Amyloid imaging agents, for which clinical trials are getting under way, may be another area of concentration for future CTN protocols. The network’s ultimate direction on which future protocols to pursue won’t be made until after talks with biopharma industry representatives. Dr. Graham added that FDA can help advance standardization by simplifying toxicological requirements for imaging agents, since some have already been used in thousands of patients without incident.
Down the Road
Among companies looking to position themselves well as long-term players in molecular imaging is Cardinal Health. On July 18, it opened an $11 million, 25,000 square foot molecular imaging center in Phoenix. The Center for the Advancement of Molecular Imaging is aiming to accelerate development, testing, and commercialization of new radiopharmaceuticals and PET imaging agents.
Cardinal Health says its scientists, engineers, and manufacturing experts will work with industry and academic professionals through laboratories of multidisciplinary teams. It expects this strategy will cut the time needed to gain FDA approval and foster sharing of commercialization best practices. The center also includes a manufacturing facility, private laboratories for guest researchers, and a PET production control center.

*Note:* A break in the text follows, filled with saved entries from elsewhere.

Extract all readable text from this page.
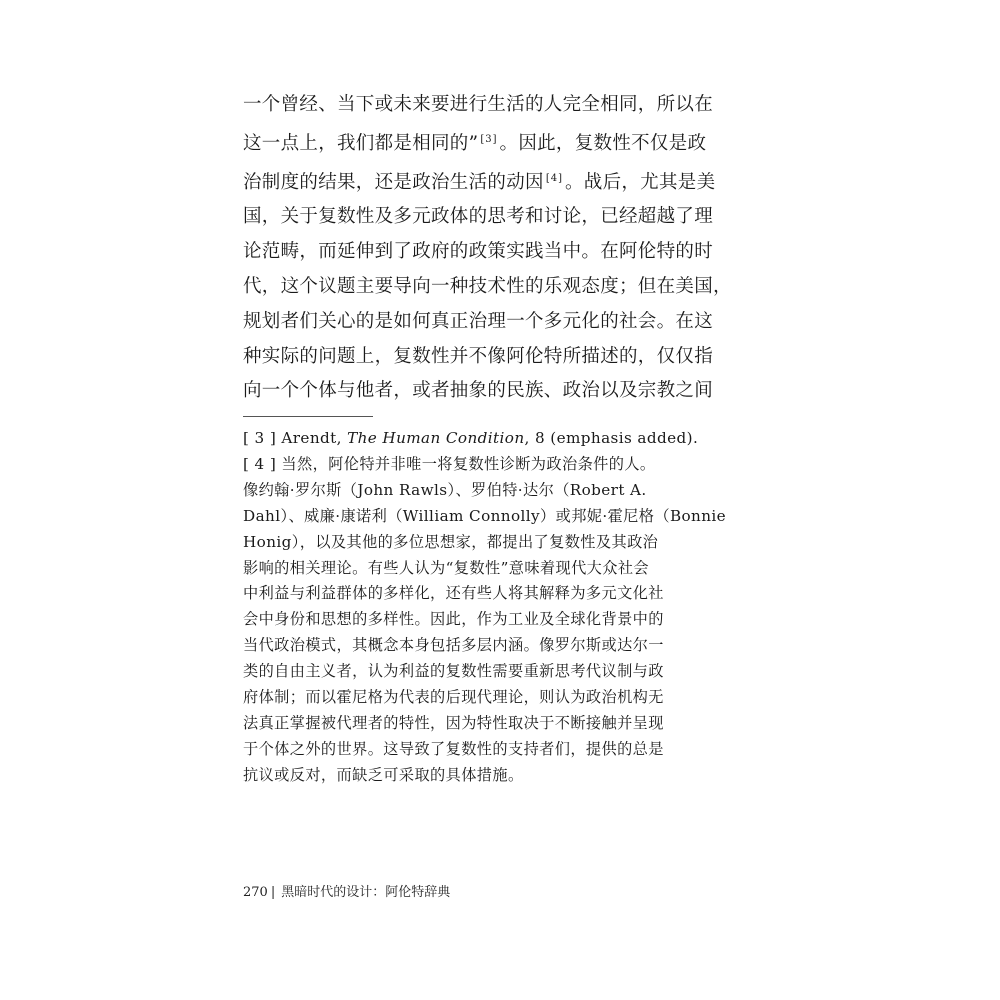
一个曾经、当下或未来要进行生活的人完全相同，所以在
这一点上，我们都是相同的” [3] 。因此，复数性不仅是政
治制度的结果，还是政治生活的动因 [4] 。战后，尤其是美
国，关于复数性及多元政体的思考和讨论，已经超越了理
论范畴，而延伸到了政府的政策实践当中。在阿伦特的时
代，这个议题主要导向一种技术性的乐观态度；但在美国，
规划者们关心的是如何真正治理一个多元化的社会。在这
种实际的问题上，复数性并不像阿伦特所描述的，仅仅指
向一个个体与他者，或者抽象的民族、政治以及宗教之间
[ 3 ] Arendt, The Human Condition, 8 (emphasis added).
[ 4 ] 当然，阿伦特并非唯一将复数性诊断为政治条件的人。
像约翰·罗尔斯（John Rawls）、罗伯特·达尔（Robert A.
Dahl）、威廉·康诺利（William Connolly）或邦妮·霍尼格（Bonnie
Honig），以及其他的多位思想家，都提出了复数性及其政治
影响的相关理论。有些人认为“复数性”意味着现代大众社会
中利益与利益群体的多样化，还有些人将其解释为多元文化社
会中身份和思想的多样性。因此，作为工业及全球化背景中的
当代政治模式，其概念本身包括多层内涵。像罗尔斯或达尔一
类的自由主义者，认为利益的复数性需要重新思考代议制与政
府体制；而以霍尼格为代表的后现代理论，则认为政治机构无
法真正掌握被代理者的特性，因为特性取决于不断接触并呈现
于个体之外的世界。这导致了复数性的支持者们，提供的总是
抗议或反对，而缺乏可采取的具体措施。
270 | 黑暗时代的设计：阿伦特辞典
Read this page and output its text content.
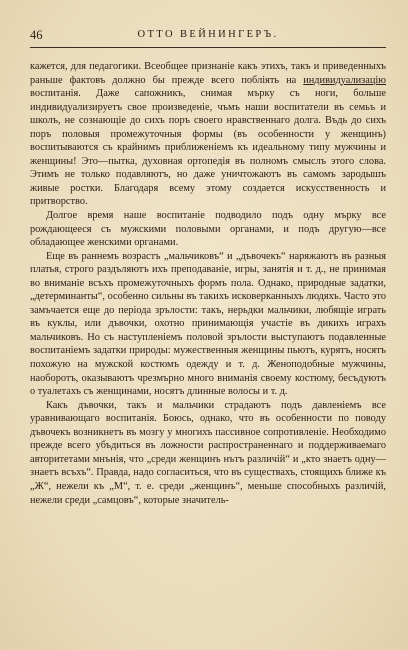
46	ОТТО ВЕЙНИНГЕРЪ.

кажется, для педагогики. Всеобщее признаніе какъ этихъ, такъ и приведенныхъ раньше фактовъ должно бы прежде всего побліять на индивидуализацію воспитанія. Даже сапожникъ, снимая мърку съ ноги, больше индивидуализируетъ свое произведеніе, чъмъ наши воспитатели въ семьъ и школъ, не сознающіе до сихъ поръ своего нравственнаго долга. Въдь до сихъ поръ половыя промежуточныя формы (въ особенности у женщинъ) воспитываются съ крайнимъ приближеніемъ къ идеальному типу мужчины и женщины! Это—пытка, духовная ортопедія въ полномъ смыслъ этого слова. Этимъ не только подавляютъ, но даже уничтожаютъ въ самомъ зародышъ живые ростки. Благодаря всему этому создается искусственность и притворство.

Долгое время наше воспитаніе подводило подъ одну мърку все рождающееся съ мужскими половыми органами, и подъ другую—все обладающее женскими органами.

Еще въ раннемъ возрастъ „мальчиковъ“ и „дъвочекъ“ наряжаютъ въ разныя платья, строго раздъляютъ ихъ преподаваніе, игры, занятія и т. д., не принимая во вниманіе всъхъ промежуточныхъ формъ пола. Однако, природные задатки, „детерминанты“, особенно сильны въ такихъ исковерканныхъ людяхъ. Часто это замъчается еще до періода зрълости: такъ, нерьдки мальчики, любящіе играть въ куклы, или дъвочки, охотно принимающія участіе въ дикихъ играхъ мальчиковъ. Но съ наступленіемъ половой зрълости выступаютъ подавленные воспитаніемъ задатки природы: мужественныя женщины пьютъ, курятъ, носятъ похожую на мужской костюмъ одежду и т. д. Женоподобные мужчины, наоборотъ, оказываютъ чрезмърно много вниманія своему костюму, бесъдуютъ о туалетахъ съ женщинами, носятъ длинные волосы и т. д.

Какъ дъвочки, такъ и мальчики страдаютъ подъ давленіемъ все уравнивающаго воспитанія. Боюсь, однако, что въ особенности по поводу дъвочекъ возникнетъ въ мозгу у многихъ пассивное сопротивленіе. Необходимо прежде всего убъдиться въ ложности распространеннаго и поддерживаемаго авторитетами мнънія, что „среди женщинъ нътъ различій“ и „кто знаетъ одну—знаетъ всъхъ“. Правда, надо согласиться, что въ существахъ, стоящихъ ближе къ „Ж“, нежели къ „М“, т. е. среди „женщинъ“, меньше способныхъ различій, нежели среди „самцовъ“, которые значитель-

“The launch of the Center for the Advancement of Molecular Imaging is a strategic investment in the future of the molecular imaging and pharmaceutical industries,” John Rademacher, president of Cardinal Health’s nuclear and pharmaceutical services, noted.
On July 18, Texas Children’s Hospital reported that it used real-time MRI-guided thermal imaging and laser technology to destroy lesions in the brain that cause epilepsy and uncontrollable seizures. The technology is considered safer and significantly less invasive compared to craniotomy, currently the most commonly used cranial surgical treatment for epilepsy.
Other hospitals will likely follow over time, increasing the use of molecular imaging. Thus it is all the more important that protocols for the use of radiopharmaceuticals and for scanning processes that use them to be standardized across the field. CTN is among key groups intent on seeing that happen. FDA too has an important role to continue playing even after its final guidance takes effect. And with industry more convinced on the need for consistency in molecular imaging, the next few years should see a codification of standards taking place.
Alex Philippidis is senior news editor at Genetic Engineering & Biotechnology News.